After his youngest child was diagnosed with pulmonary arterial hypertension (PAH),a rare and fatal disease, in 1991, Rothblatt devoted himself to finding away to treat and cure the illness. He tracked down a doctor who worked on a treatment for PAH and founded the pharma company now known as United Therapeutics in 1996. The company's worth $5 billion. Martine earned $38 million last year.
2. She's a family woman.
Not only is Martine a brilliant business woman, she's devoted to her family. Rothblatt married her wife, Bina, 33 years ago when she was still a man. Each had a child from a previous relationship and the pair would have two children together. Bina supported Martine during her transition and says that she's "Martine-sexual"--that is Martine's the only person that Bina wants. "I saw Bina sitting over there, and I just felt an enormous attraction to her and just walked over and asked her to dance," Martine tells the magazine. "And she agreed to dance. We danced, we sat down, talked, and we've been together ever since."
3. She has her own way of constructing gender and identity.
Martine has a set of pronouns and prefixes all her own. She likes "Pn." for "person" rather than the traditional "Mr. or "Ms." and uses "spice" to mean spouse. That being said she likes the "trans," but Martine is "trans" many things.
"These days Martine sees herself less as transgender and more as what is known as transhumanist, a particular kind of futurist who believes that technology can liberate humans from the limits of their biology--including infertility, cancer, and disease, but also, incredibly, death," writes Miller.
In 1995, soon after her transition, Rothblatt published The Apartheid of Sex, which encapsulated her views on gender, sexuality, and identity. "There are five billion people in the world and five billion unique sexual identities," she wrote. "Genitals are as irrelevant to one's role in society as skin tone. Hence, the legal division of people into males and females is as wrong as the legal division of people into black and white races." Martine suggested positioning gender and sexuality on a spectrum.

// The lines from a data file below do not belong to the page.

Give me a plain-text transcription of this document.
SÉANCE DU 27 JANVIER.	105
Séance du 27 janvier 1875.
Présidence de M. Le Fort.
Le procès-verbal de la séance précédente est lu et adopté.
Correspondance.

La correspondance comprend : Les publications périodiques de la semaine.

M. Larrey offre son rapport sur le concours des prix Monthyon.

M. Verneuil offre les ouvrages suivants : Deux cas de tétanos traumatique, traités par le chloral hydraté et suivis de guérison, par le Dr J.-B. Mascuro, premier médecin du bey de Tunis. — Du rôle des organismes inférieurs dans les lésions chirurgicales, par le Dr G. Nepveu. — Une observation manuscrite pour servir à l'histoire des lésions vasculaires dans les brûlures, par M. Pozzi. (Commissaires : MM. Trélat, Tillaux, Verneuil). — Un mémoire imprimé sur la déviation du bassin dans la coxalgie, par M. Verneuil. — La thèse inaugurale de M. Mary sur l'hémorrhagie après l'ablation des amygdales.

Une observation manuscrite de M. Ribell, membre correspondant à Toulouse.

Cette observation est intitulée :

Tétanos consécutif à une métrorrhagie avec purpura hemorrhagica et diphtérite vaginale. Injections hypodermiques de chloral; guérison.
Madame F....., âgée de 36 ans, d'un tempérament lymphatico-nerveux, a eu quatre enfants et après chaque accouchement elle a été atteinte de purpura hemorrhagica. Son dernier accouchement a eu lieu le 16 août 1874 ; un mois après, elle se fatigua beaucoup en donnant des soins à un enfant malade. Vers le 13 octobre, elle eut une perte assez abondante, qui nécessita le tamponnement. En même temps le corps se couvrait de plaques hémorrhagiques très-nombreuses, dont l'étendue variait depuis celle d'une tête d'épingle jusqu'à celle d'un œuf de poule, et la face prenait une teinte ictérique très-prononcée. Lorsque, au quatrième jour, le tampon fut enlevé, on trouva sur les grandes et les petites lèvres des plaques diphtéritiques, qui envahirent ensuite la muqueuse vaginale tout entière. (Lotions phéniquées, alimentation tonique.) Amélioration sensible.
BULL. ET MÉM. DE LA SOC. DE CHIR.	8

4. She has some radical and possibly revolutionary ideas about science.
As a transhumanist, Martine believes that with technology, humanity will be able to improve on our own biology.
"She believes in a foreseeable future in which the beloved dead will live again as robots, reanimated by sophisticated artificial-intelligence programs that will be as cheap and accessible to every person as iTunes," Miller writes. Martine has even created a "mindclone," a sort of artificially intelligent digital replica, of her wife Bina. She's called it Bina48.
Martine and Bina have event started a "trans religion" based on transhumanism. Called, Terasem, the creed is based on four pillars: (1) Life is purposeful. (2) Death is optional. (3) God is technological. And (4) Love is essential.